Получается, что к преступлению причастна женщина? Однако ему плохо представлялось, что все эти таинственные преступления совершила сама Мария Михайловна. Во-первых, у нее не было мотива. От финансовых потоков она и так могла отлучить любого. Во-вторых, вряд ли пожилая женщина могла нанести такой внушительный удар камнем. В-третьих, женщина хоть и пожилая и скорее всего не совсем здоровая, но не страдающая хромотой. Опять же немного низковата она для следов, оставленных лаптями на всех местах происшествий.
– А запах? Ты про запах ничего не вспомнила? – вернулся следователь ко второму обстоятельству.
– Нет, вот если только… – девушка нерешительно замялась.
– Ну, ну!
– Похоже на то, как в комнате у Николая Сергеевича пахнет.
Но это следователь и так уже знал. Бывший дипломат навез в комнату различных восточных штучек, в том числе и различные благовония, временами он даже зажигал ароматические палочки. Поэтому в комнате стоял специфический запах. Больше пострадавшая ничего вспомнить не могла. Следователь опять сделал попытку узнать, зачем девушка заходила на кухню накануне убийства гувернера. Но и на этот раз у него ничего не получилось. Девушка упорно молчала, отворачивалась к окну. В палату опять заглянул врач, и опять пришлось уходить. Иван Васильевич поблагодарил девушку, отдал гостинчик, которому Дуня очень обрадовалась, и пошел к себе в суд. Надо же иногда и на работе появляться.

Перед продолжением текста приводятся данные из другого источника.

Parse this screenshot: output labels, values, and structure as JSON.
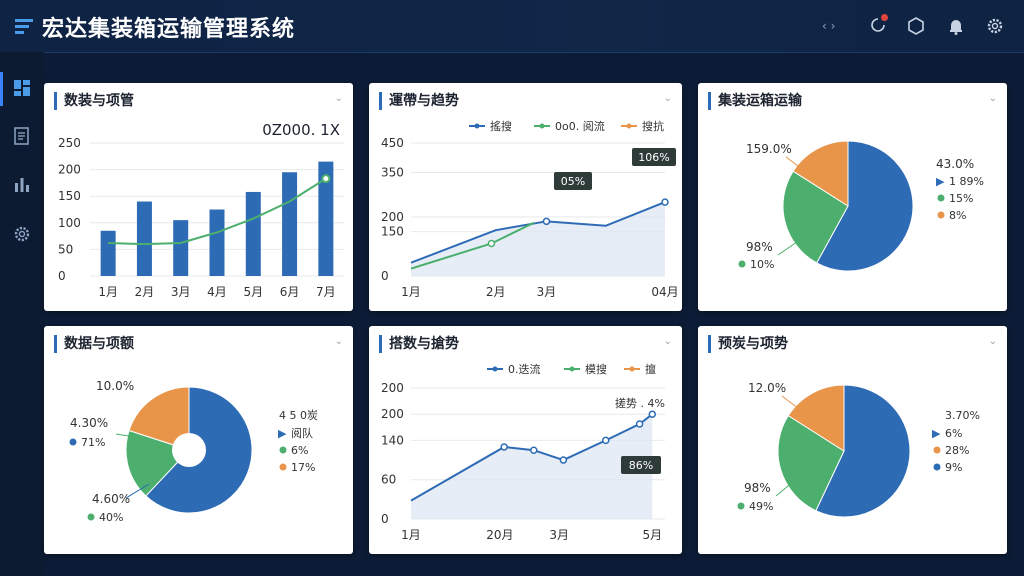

Сидя у себя в кабинете, Зазнаев еще раз обдумывал результаты следствия. «Вначале мы подозревали дворника, потом у нас подозрение пало на Вернова, сейчас внимание привлекла Настя и даже сама Мария Михайловна. Подозрительно и молчание Дуни, но вряд ли ее стоит рассматривать как организатора всей фантасмагории, ее саму ударили по голове, явного мотива у нее нет, в отличие от Вернова или Насти. Но против всех них нет полного однозначного комплекта улик. Мотив сейчас самый серьезный у Насти – денег нет, впереди скучное замужество. Наследство даст ей серьезный шанс найти более интересного жениха, переехать в столицу, вести светскую жизнь. Но могла ли эта хрупкая девушка нанести удар ножом? А Мария Михайловна? Гувернер был убит одним верным ударом. Не женским ударом. Впрочем, бывали у меня и такие случаи, когда женская рука отправляла человека на тот свет, особенно когда речь идет об аффекте. Из ревности у меня каких только дел не возникало! А устроить ловушку на Лысой горе? Это женское дело? В принципе с таким женские руки могли справиться. По любому ниточка на картине явно из шали Насти, а мотив Марии Михайловны вообще не прослеживается», – рассуждал Иван. Тут он вспомнил, что еще не успел до конца разобрать бумаги, которые изъял у Вернова. Пока он прочитал только пару писем. До остального не дошли руки. Он решил продолжить эту работу, но в кабинет постучали.